Das schon erwähnte Misstrauen. Vor dem Plutoniumdiebstahl hatte jeder Verantwortliche wieder und wieder behauptet, ein solches Szenario sei undenkbar. Und plötzlich war es Realität geworden unter damals ziemlich beängstigenden Umständen. Für Journalisten heißt das, glaube nicht alles, was dir von Lobbyisten vorgegaukelt wird, sondern prüfe, ob es stimmt. Und was sich nicht prüfen lässt, kann zwar publiziert werden, muss aber immer mit einem dicken Fragezeichen versehen werden.
Gab es bei den Begehungen - Blick ins Innenleben - der Wiederaufarbeitungsanlage Schlüsselerlebnisse?
Ich war mal in der der alten WAK, wurde von einem freundlichen Pressemenschen herumgeführt. Den fragte ich, wo denn diese so genannte Atomsuppe genau gelagert sei. Er lächelte und sagte, wir stünden gerade auf einer Stahlbetondecke und die Plutoniumsuppe sei zweieinhalb Meter unter uns. Ich weiß nicht, ob diese Beschreibung wirklich korrekt war, aber ich hab´ kurz geschluckt.
Wie war der Umgang der amtlichen Öffentlichkeitsarbeit im Forschungszentrum mit dem kritisch nachforschenden Journalisten Heck?
Wenn´s um eine Alltags-Reportage ohne aktuellen Anlass ging und die Herren mit keinen allzu kritischen Fragen rechneten, schien es okay zu sein. Sobald ein aktueller Anlass - wie etwa der vor dreieinhalb Jahren bekannt gewordene Korruptionsverdacht in der Hauptabteilung Dekontaminationsbetriebe des Forschungszentrums Karlsruhe - auftauchte, der bis heute ungeklärt ist, wurde viel geredet und nichts gesagt. Wirkliche Antworten auf Fragen gab und gibt es nicht.
Wie schätzt ein von Berufs wegen als Anwalt der Öffentlichkeit agierender Journalist die konkrete Gefährdung ein: War und ist der Flecken Erde im Hardtwald, auf dem in den 50er- und 60er Jahren Kernforschung betrieben wurde, und in den 70er- und 80er Jahren Wiederaufarbeitung von Brennelementen vonstatten ging, gefährlicher als der "ganz gewöhnliche Standort" eines Atomkraftwerkes?

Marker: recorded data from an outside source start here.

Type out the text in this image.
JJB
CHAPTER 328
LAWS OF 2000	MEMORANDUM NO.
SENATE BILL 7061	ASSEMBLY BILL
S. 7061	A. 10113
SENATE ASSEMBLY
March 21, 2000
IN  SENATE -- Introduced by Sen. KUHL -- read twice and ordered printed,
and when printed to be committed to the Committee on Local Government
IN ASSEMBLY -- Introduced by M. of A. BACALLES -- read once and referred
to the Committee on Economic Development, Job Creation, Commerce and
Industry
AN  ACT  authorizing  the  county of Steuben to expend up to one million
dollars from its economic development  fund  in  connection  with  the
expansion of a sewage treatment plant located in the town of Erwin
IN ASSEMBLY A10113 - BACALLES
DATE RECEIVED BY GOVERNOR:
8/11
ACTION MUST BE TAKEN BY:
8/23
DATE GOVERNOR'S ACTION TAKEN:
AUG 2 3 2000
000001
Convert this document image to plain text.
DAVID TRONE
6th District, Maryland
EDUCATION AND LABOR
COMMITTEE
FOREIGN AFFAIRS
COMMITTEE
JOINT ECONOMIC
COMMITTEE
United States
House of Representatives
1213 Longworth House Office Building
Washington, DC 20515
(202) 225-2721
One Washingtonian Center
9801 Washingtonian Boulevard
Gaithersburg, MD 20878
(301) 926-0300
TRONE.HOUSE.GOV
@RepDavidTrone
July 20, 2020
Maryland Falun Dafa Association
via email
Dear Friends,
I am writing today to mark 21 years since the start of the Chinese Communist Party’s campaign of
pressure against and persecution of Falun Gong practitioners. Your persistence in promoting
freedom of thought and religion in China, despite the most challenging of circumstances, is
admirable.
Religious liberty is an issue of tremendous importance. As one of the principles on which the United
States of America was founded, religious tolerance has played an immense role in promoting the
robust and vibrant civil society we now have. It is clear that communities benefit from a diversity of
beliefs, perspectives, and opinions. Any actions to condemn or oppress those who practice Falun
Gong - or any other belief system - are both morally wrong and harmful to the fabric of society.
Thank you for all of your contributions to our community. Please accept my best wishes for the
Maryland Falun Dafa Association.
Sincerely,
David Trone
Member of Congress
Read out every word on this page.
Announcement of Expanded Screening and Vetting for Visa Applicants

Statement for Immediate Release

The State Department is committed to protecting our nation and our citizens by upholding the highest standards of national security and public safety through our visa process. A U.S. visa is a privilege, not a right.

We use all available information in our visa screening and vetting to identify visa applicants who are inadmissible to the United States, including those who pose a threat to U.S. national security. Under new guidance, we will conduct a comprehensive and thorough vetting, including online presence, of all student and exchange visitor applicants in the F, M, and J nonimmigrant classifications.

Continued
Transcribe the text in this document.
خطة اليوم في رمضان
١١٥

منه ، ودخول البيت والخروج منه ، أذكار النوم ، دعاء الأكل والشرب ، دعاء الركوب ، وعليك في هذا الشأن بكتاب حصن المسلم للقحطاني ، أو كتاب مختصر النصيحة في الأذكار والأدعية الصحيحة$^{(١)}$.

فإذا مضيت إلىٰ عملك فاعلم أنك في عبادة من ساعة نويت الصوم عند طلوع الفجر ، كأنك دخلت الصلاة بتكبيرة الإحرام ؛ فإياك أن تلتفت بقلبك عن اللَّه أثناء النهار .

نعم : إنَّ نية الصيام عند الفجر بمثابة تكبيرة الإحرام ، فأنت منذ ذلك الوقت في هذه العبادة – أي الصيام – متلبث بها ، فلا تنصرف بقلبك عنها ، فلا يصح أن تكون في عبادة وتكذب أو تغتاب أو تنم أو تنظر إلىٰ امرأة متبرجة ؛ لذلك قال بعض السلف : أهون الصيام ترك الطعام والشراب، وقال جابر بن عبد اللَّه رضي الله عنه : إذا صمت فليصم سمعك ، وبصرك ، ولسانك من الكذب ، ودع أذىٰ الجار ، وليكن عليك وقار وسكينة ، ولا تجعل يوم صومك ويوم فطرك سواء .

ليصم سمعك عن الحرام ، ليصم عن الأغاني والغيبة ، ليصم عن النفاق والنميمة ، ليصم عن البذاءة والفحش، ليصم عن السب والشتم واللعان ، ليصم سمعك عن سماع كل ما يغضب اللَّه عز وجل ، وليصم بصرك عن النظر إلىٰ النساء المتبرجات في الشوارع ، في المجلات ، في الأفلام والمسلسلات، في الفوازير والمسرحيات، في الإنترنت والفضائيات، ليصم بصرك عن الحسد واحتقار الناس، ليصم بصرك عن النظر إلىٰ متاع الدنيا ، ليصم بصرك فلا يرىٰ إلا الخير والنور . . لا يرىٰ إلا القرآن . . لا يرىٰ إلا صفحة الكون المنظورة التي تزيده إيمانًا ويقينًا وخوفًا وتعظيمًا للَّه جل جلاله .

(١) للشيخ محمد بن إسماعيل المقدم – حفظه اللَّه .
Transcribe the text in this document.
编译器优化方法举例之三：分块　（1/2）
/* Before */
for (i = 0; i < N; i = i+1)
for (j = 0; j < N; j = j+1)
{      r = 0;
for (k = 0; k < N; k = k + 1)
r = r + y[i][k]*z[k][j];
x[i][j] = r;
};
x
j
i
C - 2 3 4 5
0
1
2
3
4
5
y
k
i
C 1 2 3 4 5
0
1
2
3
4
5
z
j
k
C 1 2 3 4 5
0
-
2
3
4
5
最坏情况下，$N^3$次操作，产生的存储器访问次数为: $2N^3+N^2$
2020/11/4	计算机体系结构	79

Bei den Recherchen zu unserem "Taschenspieler"-Buch sind wir im Zusammenhang mit dem Betrieb des früheren Kernforschungszentrums Karlsruhe auf den Inhalt einer 41 Jahre alten Aktennotiz gestoßen. Demnach galt der Standort der WAK Karlsruhe damals schon vor Baubeginn als - so wörtlich - "äußerst exponiert" und deshalb nur als eine "Notlösung". Die erwähnte Plutoniumsuppe in einem tatsächlich nicht gegen Flugzeugabstürze gesicherten Gebäude zu bunkern, scheint mir 40 Jahre lang eine ziemlich riskante Notlösung gewesen zu sein. Deshalb liegt die Vermutung nahe, dass diese alte WAK bis zur Verglasung ziemlich lange einer der gefährlichsten Orte der Republik gewesen ist.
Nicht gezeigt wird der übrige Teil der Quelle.